My beloved, on the other hand, chafes against the documentaries featuring aging academics, the estrogen movies, the alt/indie, Memento/Eyes Wide Shut fare.  So I knew I was in for it when the latest DVD arrived yesterday. 

I was upstairs, innocently working on my spreadsheet. 

Beloved: (bellowing from downstairs) "YOU'VE GOT TO BE KIDDING ME!"

Me:  "What?"

Beloved: (rushes up stairs and waves red envelope in my face)  "SYLVIA????"

Me:  "What about it?"

Beloved: "First Mean Girls, and now this? Why don't you just snip my vas deferens now?"

He leans over me and brings up the Netflix home page on our home computer.
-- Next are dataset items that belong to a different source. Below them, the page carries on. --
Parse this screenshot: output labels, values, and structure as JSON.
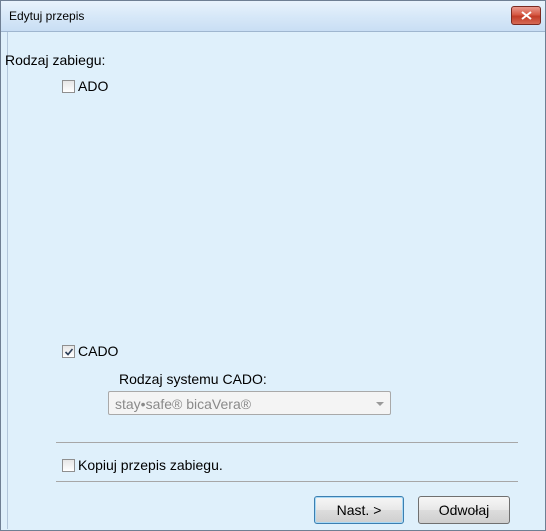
{
  "window": {
    "title": "Edytuj przepis"
  },
  "form": {
    "treatment_type_label": "Rodzaj zabiegu:",
    "ado": {
      "label": "ADO",
      "checked": false
    },
    "cado": {
      "label": "CADO",
      "checked": true
    },
    "cado_system_label": "Rodzaj systemu CADO:",
    "cado_system_value": "stay•safe® bicaVera®",
    "copy": {
      "label": "Kopiuj przepis zabiegu.",
      "checked": false
    }
  },
  "buttons": {
    "next": "Nast. >",
    "cancel": "Odwołaj"
  },
  "icons": {
    "close": "close-icon",
    "checkmark": "checkmark-icon",
    "dropdown": "chevron-down-icon"
  }
}
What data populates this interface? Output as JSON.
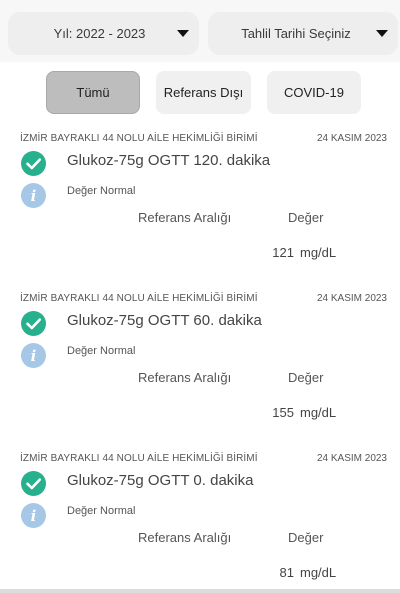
{
  "filters": {
    "year_dropdown": "Yıl: 2022 - 2023",
    "date_dropdown": "Tahlil Tarihi Seçiniz",
    "tabs": [
      {
        "label": "Tümü",
        "active": true
      },
      {
        "label": "Referans Dışı",
        "active": false
      },
      {
        "label": "COVID-19",
        "active": false
      }
    ]
  },
  "records": [
    {
      "clinic": "İZMİR BAYRAKLI 44 NOLU AİLE HEKİMLİĞİ BİRİMİ",
      "date": "24 KASIM 2023",
      "test": "Glukoz-75g OGTT 120. dakika",
      "status": "Değer Normal",
      "ref_header": "Referans Aralığı",
      "value_header": "Değer",
      "value": "121",
      "unit": "mg/dL"
    },
    {
      "clinic": "İZMİR BAYRAKLI 44 NOLU AİLE HEKİMLİĞİ BİRİMİ",
      "date": "24 KASIM 2023",
      "test": "Glukoz-75g OGTT 60. dakika",
      "status": "Değer Normal",
      "ref_header": "Referans Aralığı",
      "value_header": "Değer",
      "value": "155",
      "unit": "mg/dL"
    },
    {
      "clinic": "İZMİR BAYRAKLI 44 NOLU AİLE HEKİMLİĞİ BİRİMİ",
      "date": "24 KASIM 2023",
      "test": "Glukoz-75g OGTT 0. dakika",
      "status": "Değer Normal",
      "ref_header": "Referans Aralığı",
      "value_header": "Değer",
      "value": "81",
      "unit": "mg/dL"
    }
  ],
  "icons": {
    "status": "check-circle-icon",
    "info": "info-icon",
    "dropdown": "caret-down-icon"
  },
  "colors": {
    "check": "#27b08d",
    "info": "#a6c7e6",
    "active_tab": "#bdbdbd"
  }
}
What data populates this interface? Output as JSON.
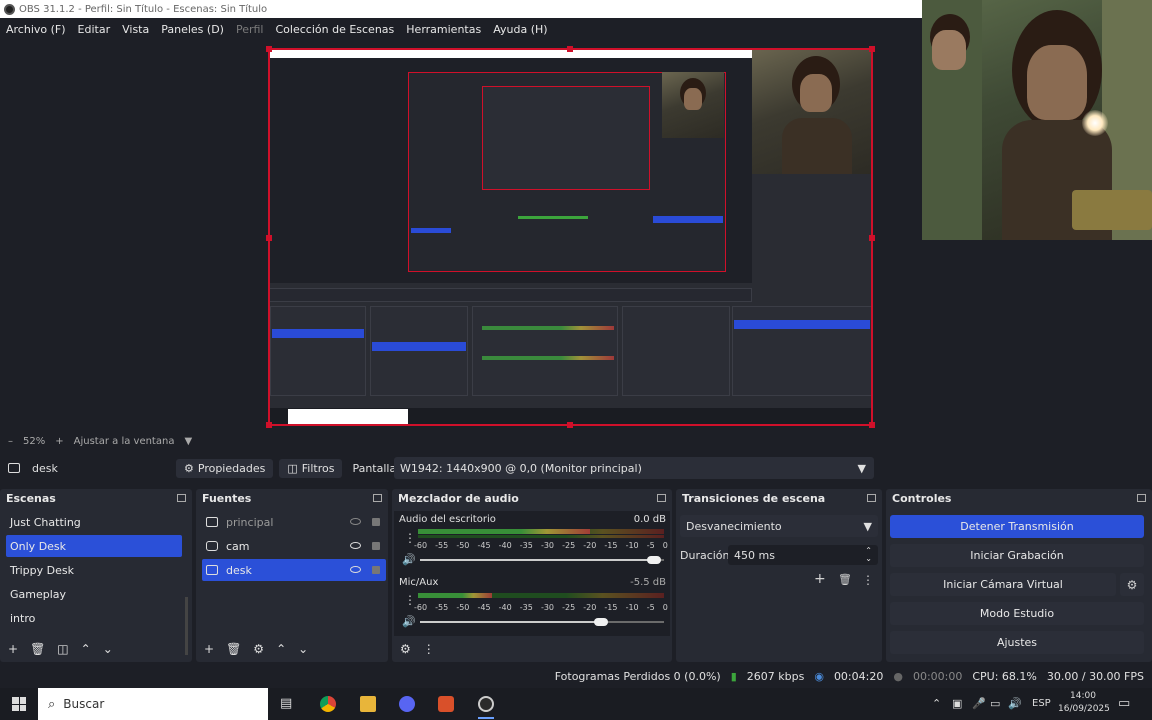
{
  "window": {
    "title": "OBS 31.1.2 - Perfil: Sin Título - Escenas: Sin Título"
  },
  "menu": {
    "items": [
      "Archivo (F)",
      "Editar",
      "Vista",
      "Paneles (D)",
      "Perfil",
      "Colección de Escenas",
      "Herramientas",
      "Ayuda (H)"
    ]
  },
  "preview": {
    "zoom_label": "52%",
    "fit_label": "Ajustar a la ventana"
  },
  "source_toolbar": {
    "scene_name": "desk",
    "properties_label": "Propiedades",
    "filters_label": "Filtros",
    "display_label": "Pantalla",
    "display_value": "W1942: 1440x900 @ 0,0 (Monitor principal)"
  },
  "scenes": {
    "title": "Escenas",
    "items": [
      "Just Chatting",
      "Only Desk",
      "Trippy Desk",
      "Gameplay",
      "intro"
    ],
    "selected_index": 1
  },
  "sources": {
    "title": "Fuentes",
    "items": [
      {
        "name": "principal",
        "icon": "monitor-icon",
        "visible": false
      },
      {
        "name": "cam",
        "icon": "camera-icon",
        "visible": true
      },
      {
        "name": "desk",
        "icon": "monitor-icon",
        "visible": true
      }
    ],
    "selected_index": 2
  },
  "mixer": {
    "title": "Mezclador de audio",
    "channels": [
      {
        "name": "Audio del escritorio",
        "db": "0.0 dB",
        "level": 0.7,
        "volume": 0.96
      },
      {
        "name": "Mic/Aux",
        "db": "-5.5 dB",
        "level": 0.3,
        "volume": 0.74
      }
    ],
    "ticks": [
      "-60",
      "-55",
      "-50",
      "-45",
      "-40",
      "-35",
      "-30",
      "-25",
      "-20",
      "-15",
      "-10",
      "-5",
      "0"
    ]
  },
  "transitions": {
    "title": "Transiciones de escena",
    "selected": "Desvanecimiento",
    "duration_label": "Duración",
    "duration_value": "450 ms"
  },
  "controls": {
    "title": "Controles",
    "stop_stream": "Detener Transmisión",
    "start_recording": "Iniciar Grabación",
    "start_virtual_cam": "Iniciar Cámara Virtual",
    "studio_mode": "Modo Estudio",
    "settings": "Ajustes"
  },
  "status": {
    "dropped_frames": "Fotogramas Perdidos 0 (0.0%)",
    "bitrate": "2607 kbps",
    "stream_time": "00:04:20",
    "record_time": "00:00:00",
    "cpu": "CPU: 68.1%",
    "fps": "30.00 / 30.00 FPS"
  },
  "taskbar": {
    "search_placeholder": "Buscar",
    "language": "ESP",
    "time": "14:00",
    "date": "16/09/2025"
  },
  "colors": {
    "accent": "#2b50d8",
    "selection": "#d0102a",
    "background": "#1d1f26",
    "dock": "#272a33"
  }
}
I attempt to ignore him.  Sylvia Plath was a great writer, dammit.

Beloved:  "Sign in."

Me: (feigning indifference) "What's the password?"

He is now purple.  "LIKE YOU DON'T KNOW THE PASSWORD WHEN YOU'VE BEEN SECRETLY GETTING IN HERE EVERY DAY AND MOVING UP YOUR CHOICES?  THEN YOU THROW ME EIGHT MILE AND THINK EVERYTHING WILL BE OKAY?"

Me: "Calm down. You're really making too big of a deal out of this."

Beloved:  "Easy for you to say. You can watch Gwyneth Paltrow without throwing up."

Me:  "I'm sorry, I can't hear you over Willie Nelson here."